If I still have your attention, then what you’re about to read next is what your doctor has already explained the benefits of exercise. It seems like a no-brainer that exercising is good for you but maybe you aren’t aware of the vast benefits of working out. Besides the apparent benefit of controlled weight exercise also prevent bad health conditions and diseases, improves mood, promotes better sleep, and boosts energy.[1] When you are working out chemicals, such as dopamine, are released which can improve one’s mood. With this being said, a person struggling with depression or anxiety benefit greatly from exercise. If you are tired of eating cheerios to lower cholesterol “being active boosts high-density lipoprotein (HDL), or “good,” cholesterol and decreases unhealthy triglycerides”.[1]

Now that you know that working out benefits a person both physically and mentally, you need to figure out your motive for going to the gym. Are you trying to lose weight? Do you need a stress reliever? Is exercising something you are trying to incorporate into your daily life? Once you figure out your reason for exercising, the idea of actually going to the gym will be more appealing. Having a goal in mind will lead you towards a healthier path.
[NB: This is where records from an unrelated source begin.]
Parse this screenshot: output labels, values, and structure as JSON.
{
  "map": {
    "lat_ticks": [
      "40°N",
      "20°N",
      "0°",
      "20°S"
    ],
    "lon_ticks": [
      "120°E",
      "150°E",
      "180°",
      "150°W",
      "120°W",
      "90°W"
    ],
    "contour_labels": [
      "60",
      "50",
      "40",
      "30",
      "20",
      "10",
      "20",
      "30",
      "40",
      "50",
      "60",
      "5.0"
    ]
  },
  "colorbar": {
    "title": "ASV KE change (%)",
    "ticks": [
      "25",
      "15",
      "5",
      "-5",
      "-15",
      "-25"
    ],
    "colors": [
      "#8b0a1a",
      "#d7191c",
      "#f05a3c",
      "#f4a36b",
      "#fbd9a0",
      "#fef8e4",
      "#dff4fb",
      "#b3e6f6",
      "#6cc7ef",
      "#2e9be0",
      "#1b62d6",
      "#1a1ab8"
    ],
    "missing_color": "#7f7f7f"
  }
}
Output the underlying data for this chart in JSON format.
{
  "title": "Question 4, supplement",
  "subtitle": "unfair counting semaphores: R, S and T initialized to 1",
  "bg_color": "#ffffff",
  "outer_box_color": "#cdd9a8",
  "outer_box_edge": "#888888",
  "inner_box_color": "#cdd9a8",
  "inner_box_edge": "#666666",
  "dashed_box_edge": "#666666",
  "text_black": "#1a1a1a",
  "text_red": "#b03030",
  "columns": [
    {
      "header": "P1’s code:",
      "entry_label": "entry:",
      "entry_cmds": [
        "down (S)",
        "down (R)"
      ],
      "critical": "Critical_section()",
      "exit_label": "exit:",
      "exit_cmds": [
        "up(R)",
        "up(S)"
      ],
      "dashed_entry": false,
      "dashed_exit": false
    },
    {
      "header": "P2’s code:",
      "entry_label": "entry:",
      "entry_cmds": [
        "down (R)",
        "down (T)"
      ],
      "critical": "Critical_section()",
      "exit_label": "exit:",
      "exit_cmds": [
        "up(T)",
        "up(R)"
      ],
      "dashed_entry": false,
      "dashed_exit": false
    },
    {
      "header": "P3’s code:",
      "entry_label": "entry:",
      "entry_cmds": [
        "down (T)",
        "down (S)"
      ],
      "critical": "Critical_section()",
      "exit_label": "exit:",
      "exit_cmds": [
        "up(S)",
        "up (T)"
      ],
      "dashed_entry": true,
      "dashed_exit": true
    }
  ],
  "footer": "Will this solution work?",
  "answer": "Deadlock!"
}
Have you found your motivation? Then, it is time to actually hit the gym, but what workout should you go with? The motivation for exercises usually fall into either the physical or mental category. Different exercises are better suited for each of these categories.

If your motivation is more towards the mental benefits of exercise, then yoga and is what you need. Yoga is a typically calm and relaxing workout and its “incorporation of meditation and breathing can help improve a person’s mental well-being”.[2] I recommend yoga for those who are stressed out and just need a brain break.
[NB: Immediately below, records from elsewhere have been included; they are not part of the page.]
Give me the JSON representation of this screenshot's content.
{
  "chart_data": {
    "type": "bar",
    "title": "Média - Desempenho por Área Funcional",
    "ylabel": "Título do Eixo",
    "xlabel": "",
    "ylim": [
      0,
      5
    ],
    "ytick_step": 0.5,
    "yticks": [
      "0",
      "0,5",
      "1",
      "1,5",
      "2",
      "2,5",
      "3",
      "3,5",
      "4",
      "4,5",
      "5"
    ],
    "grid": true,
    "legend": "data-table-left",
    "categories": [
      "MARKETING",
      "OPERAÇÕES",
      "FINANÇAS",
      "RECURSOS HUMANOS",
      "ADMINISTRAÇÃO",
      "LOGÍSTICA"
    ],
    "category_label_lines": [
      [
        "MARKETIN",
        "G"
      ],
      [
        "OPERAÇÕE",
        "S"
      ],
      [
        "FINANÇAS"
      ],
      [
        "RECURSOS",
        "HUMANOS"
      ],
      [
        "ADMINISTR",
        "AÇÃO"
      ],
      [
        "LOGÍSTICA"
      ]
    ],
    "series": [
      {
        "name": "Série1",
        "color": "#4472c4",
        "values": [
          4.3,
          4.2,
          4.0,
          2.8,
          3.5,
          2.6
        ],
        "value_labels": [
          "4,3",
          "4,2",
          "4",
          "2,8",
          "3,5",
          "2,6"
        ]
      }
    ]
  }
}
On the other end of the spectrum, the motivation is the physical benefit of working out. This is when it becomes more complicated because you can do almost any type of fitness and reap its physical benefits. If you’re reading this, then you are probably a first timer at the gym, so you are going to have to experiment to find out what exercise is best for you. The exercise that makes you want to come back to the gym is what you are looking for. For first timers, running or walking on the treadmill is your best bet because of its simplicity. I recommend beginning slow paced and building yourself up with any workout you decide to do. For example, when lifting weights start off with the lightweights and slowly work your way up to those heavyweight dumbbells. If you are going to the gym for weight loss, do not put too much on yourself at once because then the gym will feel more like a chore than a choice.
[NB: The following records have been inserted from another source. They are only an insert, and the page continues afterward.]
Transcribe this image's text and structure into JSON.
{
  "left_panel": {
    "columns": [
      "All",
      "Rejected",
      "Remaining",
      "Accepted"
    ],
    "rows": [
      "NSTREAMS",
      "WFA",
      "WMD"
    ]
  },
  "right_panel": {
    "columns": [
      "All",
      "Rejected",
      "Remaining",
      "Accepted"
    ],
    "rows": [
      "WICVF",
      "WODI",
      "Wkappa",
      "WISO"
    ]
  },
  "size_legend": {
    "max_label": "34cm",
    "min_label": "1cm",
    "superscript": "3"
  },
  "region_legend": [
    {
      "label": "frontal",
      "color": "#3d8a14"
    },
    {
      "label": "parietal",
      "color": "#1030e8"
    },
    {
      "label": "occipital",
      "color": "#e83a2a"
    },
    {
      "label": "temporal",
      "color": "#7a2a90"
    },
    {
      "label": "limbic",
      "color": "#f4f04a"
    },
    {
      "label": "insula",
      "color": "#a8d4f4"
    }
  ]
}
Remember to always stay positive when it comes to exercising. Know it will take commitment to continue making your way to the gym. Keep your goal in mind and pace yourself because exercising consistently is a blessing in disguise that will show its reward in due time.

References

  1. “7 Great Reasons Why Exercise Matters.” Mayo Clinic, Mayo Foundation for Medical Education and Research, 14 Dec. 2018, www.mayoclinic.org/healthy-lifestyle/fitness/in-depth/exercise/art-20048389.
  2. “Benefits of Yoga.” American Osteopathic Association, osteopathic.org/what-is-osteopathic-medicine/benefits-of-yoga/.